TEMERLOH, Jan 13 — The muddy waters that kept much of Temerloh’s center here submerged for over five days until early January was not the only tragedy that left this Pahang township devastated after the nation’s worst flood in decades.

As affected residents took cover from the raging waters that turned roads into rivers, looters, masked and even armed, hopped onto boats to scavenge.

With no police officers or enforcement officers in sight, the criminals reigned supreme in the state of lawlessness and made a killing, victims told Malay Mail Online.

Cries for help to stop the brazen daylight robberies went unattended, they claimed, as even the police couldn’t spare enough boats for crime work.

A worker from one Goodyear Tyre shop along Jalan Mentakab-Temerloh said that armed robbers broke open locked shutters and made off with 150 car tyres, 60 batteries and bottles of engine oil.

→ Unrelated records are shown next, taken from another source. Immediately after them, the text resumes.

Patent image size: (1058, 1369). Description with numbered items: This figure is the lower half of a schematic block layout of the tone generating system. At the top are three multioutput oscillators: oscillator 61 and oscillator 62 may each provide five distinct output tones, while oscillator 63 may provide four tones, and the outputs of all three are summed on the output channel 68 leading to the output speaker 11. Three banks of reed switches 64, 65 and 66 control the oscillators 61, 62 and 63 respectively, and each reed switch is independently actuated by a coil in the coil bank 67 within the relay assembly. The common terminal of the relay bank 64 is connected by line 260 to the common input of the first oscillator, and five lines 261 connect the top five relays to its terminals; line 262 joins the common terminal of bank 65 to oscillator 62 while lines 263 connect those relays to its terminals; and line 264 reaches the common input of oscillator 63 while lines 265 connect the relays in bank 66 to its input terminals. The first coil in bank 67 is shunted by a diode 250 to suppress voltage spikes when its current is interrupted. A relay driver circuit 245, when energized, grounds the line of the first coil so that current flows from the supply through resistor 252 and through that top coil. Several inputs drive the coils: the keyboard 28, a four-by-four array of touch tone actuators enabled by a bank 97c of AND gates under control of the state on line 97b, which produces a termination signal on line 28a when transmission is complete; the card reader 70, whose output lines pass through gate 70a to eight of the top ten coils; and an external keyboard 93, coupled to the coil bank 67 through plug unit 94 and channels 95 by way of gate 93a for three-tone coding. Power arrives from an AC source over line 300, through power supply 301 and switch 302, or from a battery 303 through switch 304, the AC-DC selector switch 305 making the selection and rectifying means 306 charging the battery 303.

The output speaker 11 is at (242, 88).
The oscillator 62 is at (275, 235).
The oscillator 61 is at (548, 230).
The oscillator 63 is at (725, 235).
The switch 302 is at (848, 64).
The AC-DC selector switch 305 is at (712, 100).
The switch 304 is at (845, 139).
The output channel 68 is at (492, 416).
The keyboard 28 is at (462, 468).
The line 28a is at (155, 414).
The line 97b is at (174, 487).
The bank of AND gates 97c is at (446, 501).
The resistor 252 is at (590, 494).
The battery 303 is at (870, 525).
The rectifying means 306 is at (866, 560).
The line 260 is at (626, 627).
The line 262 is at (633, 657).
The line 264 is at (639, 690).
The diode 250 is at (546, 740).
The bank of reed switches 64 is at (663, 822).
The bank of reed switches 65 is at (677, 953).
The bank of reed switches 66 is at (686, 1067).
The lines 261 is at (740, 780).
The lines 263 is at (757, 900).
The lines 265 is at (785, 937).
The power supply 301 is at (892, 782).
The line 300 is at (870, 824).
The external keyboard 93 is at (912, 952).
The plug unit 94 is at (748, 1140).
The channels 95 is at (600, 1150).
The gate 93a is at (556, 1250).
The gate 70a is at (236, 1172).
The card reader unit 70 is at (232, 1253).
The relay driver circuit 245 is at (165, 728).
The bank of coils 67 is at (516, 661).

“Who would have thought that people would steal tyres of all things during the floods,” the 25-year-old who only wants to be known as Mr Khoo said. The estimated loss is at least RM100,000, he added.

He said the 7-Eleven store next door had been completely robbed. It was not opened for business yesterday during Malay Mail Online’s visit.

Continuous rains saw the waters in Temerloh rise very quickly from December 28, 2014, onwards, leaving the second-largest town in Pahang submerged for about five days.

It was only on January 2 that the waters finally began receding, traders said.

“In the short five days, armed looters who moved around in about six boats robbed us blind, not just us but so many others along this road,” a supervisor at the Super Cowboy Trading Sdn Bhd wholesale hypermarket told Malay Mail Online in Chinese.

He said people who had witnessed the looters carrying boat-full of brand new goods on the first day of the floods had informed him of the robberies. They even sent him pictures showing young men with their faces covered, he added.

Three workers who were staying at a hostel next to the hypermarket on the higher floor apparently witnessed the robberies but could not stop them.

“Where were the police? No where to be found,” he lamented.

In the five days, the supervisor said he placed more than 10 distress calls to the police but help did not arrive.

At the time, he claimed, the police said they had no boats to head out to the area to stop the looting.

Today, a police officer manning the Temerloh floods hotline told Malay Mail Online that of the 24 boats that were operating during the floods, eight were police boats.

Damaged goods are dumped in an open area outside a store in Temerloh, January 13, 2015. ― Picture by Choo Choy May
Damaged goods are dumped in an open area outside a store in Temerloh, January 13, 2015. ― Picture by Choo Choy May

Asked to estimate his losses, the supervisor shrugged helplessly and said that they were too large to estimate.

He said the hypermarket previously had more than 100 industrial-sized aluminium pots but only three were left by the looters.

Another staff at the hypermarket said 80 per cent of their stock was destroyed by the floods and the remaining 20 per cent was mostly stolen.

There is hardly anything left in the store to sell, she lamented.

As to how long it would take before the store could open for business again, the supervisor said it could take anywhere between three and six months to get things in order.

During Malay Mail Online’s visit, many people stopped by the hypermarket to purchase some daily essentials, with some even hoping for a large sale on some of the slightly damaged goods.

Down the road, a supermarket manager said looters visited his store too.

The manager who declined to be named said he was keeping watch along with about 20 other staff members from a higher building behind the mart.

Each time they saw the looters heading towards the store, the store’s employees would hop onto a non-motorised wooden boat using sticks as paddles to try and scare them off.

But many of the looters brandished knives or even machetes. For some of those who asked for rice, the workers would pass it to them, but at knifepoint.

“But those with the intention to rob, they would just steer their power boat into the building and had taken off with electronics, phones, and cigarettes,” he said.

On January 2, when the floodwaters receded, he said the police finally showed up at the store to ask if they needed assistance.

He told them, ‘No. It’s too late now. When we needed you the most, you weren’t there”.

“We are taxpayers too and we deserve your help. We can’t defend ourselves, we don’t have guns,” he said.

The man said he did not file a police report on the looting as he was disappointed with the lack of action despite his over 20 calls to the police.

When contacted, Temerloh district police told Malay Mail Online that between December 23 last year and January 4 this year, there were 27 reported break-ins; 19 were at shops and supermarkets while four were at petrol stations and four at houses.

A police spokesman said five men between the ages of 17 and 25 years have since been arrested to date and will be investigated under Section 457 of the Penal Code.